因此，有效率達到 76%，完全恢復正常，大多數患者接近治癒。我認為正是這類事情會激發醫生和患者的熱情，並使我們能夠找到相當一部分這樣的患者。

And that will conclude our question-and-answer session. I'll hand the call back to Chinmay for closing comments.

我們的問答環節到此結束。我將把電話轉回給 Chinmay，請他做總結發言。

Thank you, everyone, for joining us for our Q3 2025 earnings call.
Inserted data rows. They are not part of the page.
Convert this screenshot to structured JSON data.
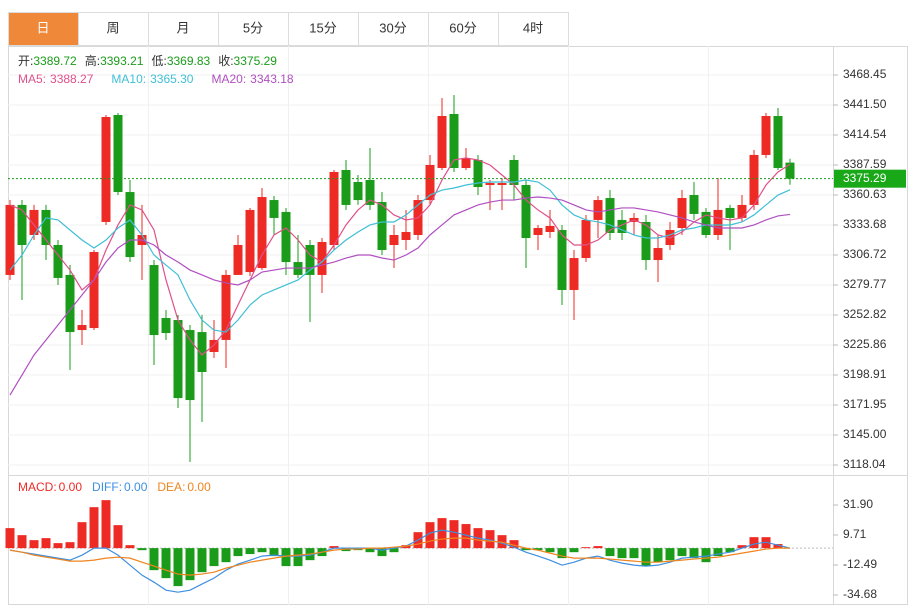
{
  "tabs": [
    "日",
    "周",
    "月",
    "5分",
    "15分",
    "30分",
    "60分",
    "4时"
  ],
  "active_tab": 0,
  "chart_data": [
    {
      "type": "candlestick",
      "ohlc_labels": [
        "开:",
        "高:",
        "低:",
        "收:"
      ],
      "up_color": "#ee2a24",
      "down_color": "#1a9c1a",
      "open": [
        3288.8,
        3351.7,
        3324.7,
        3347.2,
        3315.7,
        3288.8,
        3239.3,
        3241.1,
        3336.4,
        3432.5,
        3363.3,
        3315.7,
        3297.7,
        3250.1,
        3248.3,
        3239.3,
        3237.5,
        3219.6,
        3230.4,
        3288.8,
        3291.4,
        3295.0,
        3356.1,
        3345.4,
        3300.4,
        3315.7,
        3288.8,
        3315.7,
        3383.1,
        3372.3,
        3374.1,
        3354.3,
        3315.7,
        3320.2,
        3324.7,
        3356.1,
        3384.9,
        3433.4,
        3384.9,
        3392.1,
        3369.6,
        3369.6,
        3392.1,
        3369.6,
        3324.7,
        3327.4,
        3329.2,
        3275.3,
        3304.0,
        3338.2,
        3357.9,
        3338.2,
        3336.4,
        3336.4,
        3302.2,
        3315.7,
        3331.0,
        3360.6,
        3345.4,
        3324.7,
        3349.0,
        3340.0,
        3351.7,
        3396.6,
        3431.6,
        3389.72
      ],
      "high": [
        3356.1,
        3356.1,
        3351.7,
        3351.7,
        3320.2,
        3297.7,
        3257.3,
        3311.2,
        3432.5,
        3434.3,
        3374.1,
        3351.7,
        3302.2,
        3257.3,
        3252.8,
        3243.8,
        3252.8,
        3248.3,
        3293.2,
        3324.7,
        3349.0,
        3366.9,
        3359.7,
        3349.0,
        3324.7,
        3320.2,
        3322.0,
        3383.1,
        3392.1,
        3378.6,
        3402.9,
        3363.3,
        3333.7,
        3347.2,
        3360.6,
        3396.6,
        3447.8,
        3450.5,
        3402.9,
        3396.6,
        3374.1,
        3375.9,
        3396.6,
        3374.1,
        3333.7,
        3347.2,
        3333.7,
        3311.2,
        3342.7,
        3359.7,
        3365.1,
        3347.2,
        3344.5,
        3342.7,
        3324.7,
        3336.4,
        3365.1,
        3372.3,
        3349.0,
        3375.9,
        3351.7,
        3360.6,
        3401.1,
        3434.3,
        3438.8,
        3393.21
      ],
      "low": [
        3284.3,
        3266.3,
        3320.2,
        3302.2,
        3279.8,
        3203.4,
        3225.9,
        3239.3,
        3333.7,
        3360.6,
        3300.4,
        3284.3,
        3207.9,
        3230.4,
        3169.3,
        3120.7,
        3156.7,
        3214.2,
        3205.2,
        3288.8,
        3287.9,
        3293.2,
        3324.7,
        3288.8,
        3286.1,
        3246.5,
        3272.6,
        3311.2,
        3347.2,
        3351.7,
        3347.2,
        3306.7,
        3295.0,
        3311.2,
        3320.2,
        3351.7,
        3383.1,
        3381.3,
        3383.1,
        3360.6,
        3347.2,
        3347.2,
        3356.1,
        3295.0,
        3311.2,
        3322.0,
        3261.8,
        3248.3,
        3300.4,
        3322.0,
        3320.2,
        3320.2,
        3324.7,
        3293.2,
        3282.5,
        3311.2,
        3324.7,
        3338.2,
        3322.0,
        3320.2,
        3311.2,
        3336.4,
        3347.2,
        3393.9,
        3383.1,
        3369.83
      ],
      "close": [
        3351.7,
        3315.7,
        3347.2,
        3315.7,
        3286.1,
        3237.5,
        3243.8,
        3309.4,
        3430.7,
        3363.3,
        3304.9,
        3324.7,
        3234.8,
        3236.6,
        3178.2,
        3176.4,
        3201.6,
        3230.4,
        3288.8,
        3315.7,
        3347.2,
        3358.8,
        3340.0,
        3300.4,
        3288.8,
        3288.8,
        3318.4,
        3381.3,
        3351.7,
        3356.1,
        3351.7,
        3311.2,
        3324.7,
        3327.4,
        3356.1,
        3387.6,
        3431.6,
        3384.9,
        3393.9,
        3367.8,
        3371.4,
        3371.4,
        3369.6,
        3322.0,
        3331.0,
        3332.8,
        3275.3,
        3304.0,
        3338.2,
        3356.1,
        3326.5,
        3326.5,
        3340.0,
        3302.2,
        3313.0,
        3329.2,
        3357.9,
        3343.6,
        3324.7,
        3347.2,
        3340.0,
        3351.7,
        3396.6,
        3431.6,
        3384.9,
        3375.29
      ],
      "series": [
        {
          "name": "MA5:",
          "label": "3388.27",
          "color": "#e0508a",
          "values": [
            3351.7,
            3347.2,
            3333.7,
            3320.2,
            3306.7,
            3293.2,
            3275.3,
            3284.3,
            3311.2,
            3333.7,
            3351.7,
            3347.2,
            3329.2,
            3284.3,
            3248.3,
            3230.4,
            3216.9,
            3225.9,
            3239.3,
            3261.8,
            3284.3,
            3306.7,
            3324.7,
            3331.0,
            3320.2,
            3306.7,
            3300.4,
            3315.7,
            3333.7,
            3347.2,
            3356.1,
            3351.7,
            3342.7,
            3338.2,
            3340.0,
            3351.7,
            3374.1,
            3392.1,
            3393.9,
            3392.1,
            3387.6,
            3378.6,
            3369.6,
            3356.1,
            3347.2,
            3340.0,
            3324.7,
            3315.7,
            3315.7,
            3320.2,
            3329.2,
            3333.7,
            3338.2,
            3333.7,
            3324.7,
            3322.0,
            3327.4,
            3336.4,
            3342.7,
            3340.0,
            3338.2,
            3340.0,
            3351.7,
            3369.6,
            3381.3,
            3388.27
          ]
        },
        {
          "name": "MA10:",
          "label": "3365.30",
          "color": "#3fbfd6",
          "values": [
            3293.2,
            3306.7,
            3324.7,
            3340.0,
            3338.2,
            3329.2,
            3320.2,
            3313.0,
            3320.2,
            3331.0,
            3338.2,
            3324.7,
            3306.7,
            3297.7,
            3288.8,
            3266.3,
            3248.3,
            3239.3,
            3237.5,
            3248.3,
            3261.8,
            3270.8,
            3275.3,
            3279.8,
            3284.3,
            3293.2,
            3300.4,
            3311.2,
            3320.2,
            3327.4,
            3333.7,
            3336.4,
            3336.4,
            3342.7,
            3351.7,
            3360.6,
            3365.1,
            3366.9,
            3369.6,
            3371.4,
            3372.3,
            3372.3,
            3372.3,
            3374.1,
            3372.3,
            3365.1,
            3351.7,
            3342.7,
            3338.2,
            3336.4,
            3333.7,
            3329.2,
            3324.7,
            3322.0,
            3322.0,
            3324.7,
            3329.2,
            3331.0,
            3333.7,
            3333.7,
            3333.7,
            3336.4,
            3342.7,
            3351.7,
            3360.6,
            3365.3
          ]
        },
        {
          "name": "MA20:",
          "label": "3343.18",
          "color": "#b04fc0",
          "values": [
            3180.9,
            3198.9,
            3216.9,
            3230.4,
            3243.8,
            3257.3,
            3270.8,
            3284.3,
            3300.4,
            3313.0,
            3320.2,
            3320.2,
            3315.7,
            3306.7,
            3300.4,
            3293.2,
            3288.8,
            3284.3,
            3281.6,
            3279.8,
            3284.3,
            3291.4,
            3293.2,
            3295.0,
            3295.0,
            3295.0,
            3297.7,
            3300.4,
            3304.0,
            3306.7,
            3306.7,
            3304.0,
            3302.2,
            3306.7,
            3313.0,
            3324.7,
            3333.7,
            3342.7,
            3347.2,
            3351.7,
            3354.3,
            3356.1,
            3356.1,
            3357.9,
            3358.8,
            3357.9,
            3356.1,
            3351.7,
            3347.2,
            3345.4,
            3347.2,
            3349.0,
            3349.0,
            3347.2,
            3345.4,
            3342.7,
            3340.0,
            3336.4,
            3333.7,
            3331.0,
            3331.0,
            3331.0,
            3333.7,
            3338.2,
            3341.8,
            3343.18
          ]
        }
      ],
      "ylim": [
        3109.06,
        3493.6
      ],
      "yticks": [
        3468.45,
        {
          "value": 3441.5,
          "label": "3441.50"
        },
        3414.54,
        3387.59,
        3360.63,
        3333.68,
        3306.72,
        3279.77,
        3252.82,
        3225.86,
        3198.91,
        3171.95,
        {
          "value": 3145,
          "label": "3145.00"
        },
        3118.04
      ],
      "grid": true
    },
    {
      "type": "macd",
      "up_color": "#ee2a24",
      "down_color": "#1a9c1a",
      "series": [
        {
          "name": "MACD:",
          "label": "0.00",
          "color": "#ee2a24",
          "kind": "bar",
          "values": [
            14.8,
            9.6,
            5.9,
            7.4,
            3.7,
            4.4,
            19.2,
            30.3,
            35.5,
            17.0,
            2.2,
            -1.5,
            -16.3,
            -22.2,
            -28.1,
            -23.7,
            -17.8,
            -13.3,
            -10.4,
            -5.9,
            -4.4,
            -3.0,
            -5.9,
            -13.3,
            -13.3,
            -8.9,
            -5.9,
            1.5,
            -2.2,
            -1.5,
            -3.0,
            -5.9,
            -3.0,
            2.2,
            11.8,
            19.2,
            22.2,
            20.7,
            17.8,
            14.8,
            13.3,
            9.6,
            5.9,
            -1.5,
            -1.5,
            -3.0,
            -7.4,
            -3.0,
            0.7,
            1.5,
            -5.9,
            -7.4,
            -7.4,
            -13.3,
            -10.4,
            -8.9,
            -5.9,
            -7.4,
            -10.4,
            -5.9,
            -3.0,
            2.2,
            8.1,
            8.1,
            3.0,
            0
          ]
        },
        {
          "name": "DIFF:",
          "label": "0.00",
          "color": "#3d8fe0",
          "kind": "line",
          "values": [
            -1.5,
            -3.0,
            -4.4,
            -5.9,
            -7.4,
            -8.9,
            -5.2,
            0,
            0,
            -5.2,
            -12.6,
            -20.0,
            -25.2,
            -31.1,
            -32.6,
            -31.1,
            -26.6,
            -22.2,
            -16.3,
            -11.8,
            -8.9,
            -5.9,
            -5.2,
            -5.9,
            -5.9,
            -5.2,
            -3.0,
            0,
            0,
            0,
            0,
            -1.5,
            0,
            1.5,
            5.9,
            11.1,
            13.3,
            11.8,
            9.6,
            7.4,
            5.9,
            3.7,
            0.7,
            -3.0,
            -5.9,
            -8.9,
            -12.6,
            -10.4,
            -7.4,
            -5.9,
            -8.9,
            -11.1,
            -12.6,
            -13.3,
            -12.6,
            -10.4,
            -7.4,
            -6.7,
            -5.9,
            -4.4,
            -3.0,
            0,
            3.0,
            4.4,
            2.2,
            0
          ]
        },
        {
          "name": "DEA:",
          "label": "0.00",
          "color": "#f0841e",
          "kind": "line",
          "values": [
            -1.5,
            -3.0,
            -5.2,
            -6.7,
            -8.1,
            -9.6,
            -9.6,
            -8.9,
            -7.4,
            -6.7,
            -7.4,
            -10.4,
            -13.3,
            -16.3,
            -19.2,
            -20.0,
            -19.2,
            -17.8,
            -14.8,
            -12.6,
            -10.4,
            -8.9,
            -7.4,
            -5.9,
            -5.2,
            -4.4,
            -3.0,
            -1.5,
            -0.7,
            -0.7,
            0,
            0,
            0.7,
            1.5,
            3.0,
            5.2,
            6.7,
            7.4,
            7.4,
            5.9,
            5.2,
            4.4,
            2.2,
            0,
            -1.5,
            -3.7,
            -5.9,
            -7.4,
            -7.4,
            -7.4,
            -8.1,
            -8.9,
            -9.6,
            -10.4,
            -10.4,
            -9.6,
            -8.9,
            -8.1,
            -7.4,
            -6.7,
            -5.2,
            -3.7,
            -2.2,
            -0.7,
            0,
            0
          ]
        }
      ],
      "ylim": [
        -42.08,
        51.88
      ],
      "yticks": [
        {
          "value": 31.9,
          "label": "31.90"
        },
        9.71,
        -12.49,
        -34.68
      ]
    }
  ]
}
We appreciate the interest and look forward to updating you on the progress of our company in three months. Thank you.

感謝各位參加我們2025年第三季財報電話會議。感謝您的關注，我們期待在三個月後向您報告我們公司的最新進展。謝謝。

This will conclude today's call. Thank you all for joining. You may now disconnect.

今天的電話會議到此結束。感謝各位的參與。您現在可以斷開連線了。